Judge Tennille ruled that the argument of C-S was "unpersuasive," and that "the local law of the forum determines the method of serving process and of giving notice of the proceeding to the defendant." Op. ¶36. North Carolina law therefore controlled the question of service of process.
The Judge further held that he could look to Delaware substantive law "to decide whether the party is properly qualified as an ‘agent’ to receive service of process," but that he was "not bound by Delaware’s restrictions on the manner in which service on a duly qualified agent must be conducted." Op. ¶36, 39.
C-S further quibbled that the Affidavit of Service filed electronically with the Business Court didn’t show a signature reflecting receipt. The return receipt in the paper file at the Guilford County Superior Court did have the missing signature, however, and Judge Tennille held that the statute permitted him to consider not only "the attached registry receipt" but also "other evidence satisfactory to the court of delivery to the addressee." Op. ¶51; N.C. Gen. Stat. §1-75.10(a)(4)b.
The jurisdictional question turned on N.C. Gen. Stat. Sec. §1-75.4 which permits jurisdiction if there has been "solicitation or services activities . . . carried on within this State by or on behalf of the defendant." C-S said it hadn’t solicited TradeWinds in North Carolina, and that it was actually TradeWinds that had initially approached it.
The Court said that this made no difference, holding that "C-S Aviation negotiated a contract for the leasing of aircraft, made assurances about the aircraft engine performance, induced TradeWinds to enter into the contract, maintained an ongoing relationship with TradeWinds, renegotiated the agreement that resulted in better leasing terms for TradeWinds, and delivered the aircraft to TradeWinds in North Carolina. . . . C-S Aviation directed its efforts toward TradeWinds, who, while operating out of a North Carolina airport, was a North Carolina resident." Op. ¶68.
Jurisdiction was therefore proper in North Carolina.
It doesn’t appear that the default judgment will stand.
Judge Tennille observed that he had the power under Rule 60(b)(6) to set aside a default judgment if "(1) extraordinary circumstances exist, (2) justice demands the setting aside of the judgment, and (3) the defendant has a meritorious defense."
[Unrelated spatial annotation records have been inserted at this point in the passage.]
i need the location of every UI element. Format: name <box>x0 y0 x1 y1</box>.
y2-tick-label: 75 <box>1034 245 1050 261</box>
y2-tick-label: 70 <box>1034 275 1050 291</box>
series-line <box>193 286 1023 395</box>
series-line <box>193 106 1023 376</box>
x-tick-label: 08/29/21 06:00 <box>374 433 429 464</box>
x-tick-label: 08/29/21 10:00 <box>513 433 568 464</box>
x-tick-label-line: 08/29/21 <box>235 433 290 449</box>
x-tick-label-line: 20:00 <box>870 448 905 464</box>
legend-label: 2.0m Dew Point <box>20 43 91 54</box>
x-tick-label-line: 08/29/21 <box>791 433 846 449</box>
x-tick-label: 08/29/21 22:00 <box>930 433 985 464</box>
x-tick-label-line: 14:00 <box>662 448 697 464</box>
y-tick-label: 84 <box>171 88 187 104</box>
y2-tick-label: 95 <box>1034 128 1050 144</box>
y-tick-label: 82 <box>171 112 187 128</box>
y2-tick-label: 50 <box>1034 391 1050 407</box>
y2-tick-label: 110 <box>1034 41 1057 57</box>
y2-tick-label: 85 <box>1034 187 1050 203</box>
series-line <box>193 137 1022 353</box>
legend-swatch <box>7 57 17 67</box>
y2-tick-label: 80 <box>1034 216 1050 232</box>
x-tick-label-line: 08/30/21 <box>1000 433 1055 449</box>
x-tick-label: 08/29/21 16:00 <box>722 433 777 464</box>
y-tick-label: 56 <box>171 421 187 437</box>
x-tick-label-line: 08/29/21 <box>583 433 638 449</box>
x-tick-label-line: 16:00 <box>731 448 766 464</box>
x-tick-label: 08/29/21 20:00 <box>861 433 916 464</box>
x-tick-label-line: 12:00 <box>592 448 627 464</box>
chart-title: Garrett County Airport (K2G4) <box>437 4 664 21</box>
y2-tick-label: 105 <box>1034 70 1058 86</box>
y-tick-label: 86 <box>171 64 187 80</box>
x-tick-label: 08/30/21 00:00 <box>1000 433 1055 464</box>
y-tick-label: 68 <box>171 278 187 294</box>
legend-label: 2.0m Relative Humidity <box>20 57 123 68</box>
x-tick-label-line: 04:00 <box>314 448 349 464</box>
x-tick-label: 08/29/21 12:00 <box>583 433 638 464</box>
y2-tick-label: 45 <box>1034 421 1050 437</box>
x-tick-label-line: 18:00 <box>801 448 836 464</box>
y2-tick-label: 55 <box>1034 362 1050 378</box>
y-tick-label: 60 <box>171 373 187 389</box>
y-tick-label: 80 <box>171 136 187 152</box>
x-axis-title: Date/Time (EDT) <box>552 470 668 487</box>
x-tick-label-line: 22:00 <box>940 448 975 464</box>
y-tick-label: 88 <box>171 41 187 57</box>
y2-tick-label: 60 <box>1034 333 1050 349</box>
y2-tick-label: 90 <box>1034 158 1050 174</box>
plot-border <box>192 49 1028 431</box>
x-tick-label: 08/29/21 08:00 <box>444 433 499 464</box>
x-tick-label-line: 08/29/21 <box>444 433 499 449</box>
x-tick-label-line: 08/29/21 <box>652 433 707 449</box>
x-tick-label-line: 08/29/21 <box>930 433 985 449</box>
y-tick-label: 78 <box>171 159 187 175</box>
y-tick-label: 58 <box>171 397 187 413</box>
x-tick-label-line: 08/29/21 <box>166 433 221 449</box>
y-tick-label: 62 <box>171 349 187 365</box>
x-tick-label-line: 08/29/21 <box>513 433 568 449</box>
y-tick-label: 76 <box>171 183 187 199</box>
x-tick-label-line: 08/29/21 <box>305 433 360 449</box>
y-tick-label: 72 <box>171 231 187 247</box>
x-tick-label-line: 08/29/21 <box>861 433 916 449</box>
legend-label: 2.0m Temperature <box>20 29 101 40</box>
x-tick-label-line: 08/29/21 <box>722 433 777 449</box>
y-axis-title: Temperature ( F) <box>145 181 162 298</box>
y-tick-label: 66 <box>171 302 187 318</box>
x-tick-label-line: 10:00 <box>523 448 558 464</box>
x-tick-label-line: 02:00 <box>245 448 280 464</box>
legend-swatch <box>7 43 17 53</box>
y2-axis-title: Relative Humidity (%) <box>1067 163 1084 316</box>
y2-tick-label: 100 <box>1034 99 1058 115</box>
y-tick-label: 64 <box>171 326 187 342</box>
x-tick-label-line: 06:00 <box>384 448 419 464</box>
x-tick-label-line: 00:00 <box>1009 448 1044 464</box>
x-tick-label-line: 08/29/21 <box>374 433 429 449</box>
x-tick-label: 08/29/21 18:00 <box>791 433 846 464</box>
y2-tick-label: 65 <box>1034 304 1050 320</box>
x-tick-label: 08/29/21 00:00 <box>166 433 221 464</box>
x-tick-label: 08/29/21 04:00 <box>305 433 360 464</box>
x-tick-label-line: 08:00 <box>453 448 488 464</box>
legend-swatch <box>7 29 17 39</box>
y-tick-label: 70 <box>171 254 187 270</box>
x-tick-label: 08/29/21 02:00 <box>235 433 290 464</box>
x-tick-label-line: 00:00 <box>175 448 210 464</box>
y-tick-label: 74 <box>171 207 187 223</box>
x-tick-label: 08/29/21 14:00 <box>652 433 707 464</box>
Although the Court didn’t set aside the default judgment, it said that it was likely to do so once the bankruptcy court stay was lifted, based on the following:
- The sheer size of the award itself was "an extraordinary circumstance in favor of setting aside a default judgment."
- There were "significant procedural irregularities with respect to the Entry of Default and the Default Judgment."
- Although the entry of default was entered on behalf of three parties, only TradeWinds sought and obtained the default judgment.
Op. ¶¶71-72. The Court concluded that "[a] full hearing on damages with all affected parties represented and participating would provide a more just resolution than the procedural gamesmanship now being employed." Op. ¶73.
The Court further expressed concerns about what it described as a "lack of transparency on the part of TradeWinds, particularly its failure to disclose the divergence of interests between TradeWinds and the other parties to the Entry of Default." Op. ¶73.